Energy returned on energy invested is the ratio of the amount of usable energy acquired from a particular energy resource to the amount of energy expended to obtain that energy resource. When the EROEI of a resource is less than or equal to one, that energy source becomes an “energy sink”, and can no longer be used as a primary source of energy.

A society will generally exploit the highest available EROEI energy sources first, as these provide the most energy for the least effort. With non-renewable sources, progressively lower EROEI sources are then used as the higher-quality ones are exhausted.

For example, when oil was originally discovered, it took on average one barrel of oil to find, extract, and process about 100 barrels of oil. That ratio has declined steadily over the last century to about three barrels gained for one barrel used up in the U.S. (and about ten for one in Saudi Arabia)

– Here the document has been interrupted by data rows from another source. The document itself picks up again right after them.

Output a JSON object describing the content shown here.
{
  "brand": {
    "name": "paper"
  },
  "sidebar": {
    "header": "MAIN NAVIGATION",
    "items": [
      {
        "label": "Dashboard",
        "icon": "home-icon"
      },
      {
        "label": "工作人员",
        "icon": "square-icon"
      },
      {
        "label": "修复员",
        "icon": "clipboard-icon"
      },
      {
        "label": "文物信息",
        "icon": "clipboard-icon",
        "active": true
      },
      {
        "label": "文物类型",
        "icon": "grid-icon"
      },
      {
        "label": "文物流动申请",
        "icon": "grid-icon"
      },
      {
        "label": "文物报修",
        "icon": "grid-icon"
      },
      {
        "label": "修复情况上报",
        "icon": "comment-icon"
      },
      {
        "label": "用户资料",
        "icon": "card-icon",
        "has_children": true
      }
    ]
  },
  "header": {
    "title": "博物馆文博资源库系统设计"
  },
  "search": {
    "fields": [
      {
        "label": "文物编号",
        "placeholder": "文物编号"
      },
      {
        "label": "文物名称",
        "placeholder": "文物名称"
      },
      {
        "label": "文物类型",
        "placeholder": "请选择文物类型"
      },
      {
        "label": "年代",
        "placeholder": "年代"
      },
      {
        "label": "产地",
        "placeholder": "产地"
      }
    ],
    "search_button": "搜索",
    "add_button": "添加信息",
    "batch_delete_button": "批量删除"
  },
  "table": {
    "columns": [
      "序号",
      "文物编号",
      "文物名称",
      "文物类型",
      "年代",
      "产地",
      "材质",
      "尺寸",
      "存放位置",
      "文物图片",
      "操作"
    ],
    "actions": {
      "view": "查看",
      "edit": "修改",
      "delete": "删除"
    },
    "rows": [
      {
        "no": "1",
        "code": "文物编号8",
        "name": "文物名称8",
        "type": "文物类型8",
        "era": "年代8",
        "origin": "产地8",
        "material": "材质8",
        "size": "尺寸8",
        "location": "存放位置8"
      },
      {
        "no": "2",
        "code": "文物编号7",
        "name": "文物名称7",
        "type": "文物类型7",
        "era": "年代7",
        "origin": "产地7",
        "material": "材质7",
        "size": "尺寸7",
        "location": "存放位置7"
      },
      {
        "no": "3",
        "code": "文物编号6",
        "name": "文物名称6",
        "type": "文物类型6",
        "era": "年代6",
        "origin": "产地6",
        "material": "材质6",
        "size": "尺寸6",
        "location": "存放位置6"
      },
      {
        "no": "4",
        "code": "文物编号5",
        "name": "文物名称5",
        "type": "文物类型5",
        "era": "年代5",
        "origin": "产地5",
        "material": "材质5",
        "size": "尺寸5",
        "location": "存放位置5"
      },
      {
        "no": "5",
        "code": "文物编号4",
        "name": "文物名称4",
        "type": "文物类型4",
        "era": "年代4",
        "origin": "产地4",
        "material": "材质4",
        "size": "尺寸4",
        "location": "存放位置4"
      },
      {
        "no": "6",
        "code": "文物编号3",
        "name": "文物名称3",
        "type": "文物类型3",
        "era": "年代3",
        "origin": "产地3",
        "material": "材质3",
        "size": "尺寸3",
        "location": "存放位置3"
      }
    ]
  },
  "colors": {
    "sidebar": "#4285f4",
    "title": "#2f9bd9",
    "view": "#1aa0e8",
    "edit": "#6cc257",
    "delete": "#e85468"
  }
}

Since the discovery of fire, humans have increasingly used exogenous sources of energy to multiply human muscle-power and improve living standards. Some historians have attributed our improved quality of life since then largely to more easily exploited (i.e. higher EROEI) energy sources.

(ED NOTE: declining EROEI therefore can go some way to explain our current economic situation)

Thomas Homer-Dixon demonstrates that a falling EROEI in the Later Roman Empire was one of the reasons for the collapse of the Western Empire in the fifth century CE. In “The Upside of Down” he suggests that EROEI analysis provides a basis for the analysis of the rise and fall of civilisations.

Evidence also fits the cycle of Mayan and Cambodian collapse too. Joseph Tainter suggests that diminishing returns of the EROEI is a chief cause of the collapse of complex societies. Falling EROEI due to depletion of non-renewable resources also poses a difficult challenge for industrial economies. (ED NOTE: somewhat of an understatement)

You can read more about EROI here.

Post inspired by BikerMetric.

1 Comment

  1. Author
    admin 4 years ago

    In 1930 the energy return for oil was 100:1 or greater. Today it is already down to 3:1 and newer technologies such as corn-based ethanol only provide a 1.5:1 return. Martenson predicts that the time in between oil shocks will get shorter and shorter and that oil prices will go much higher.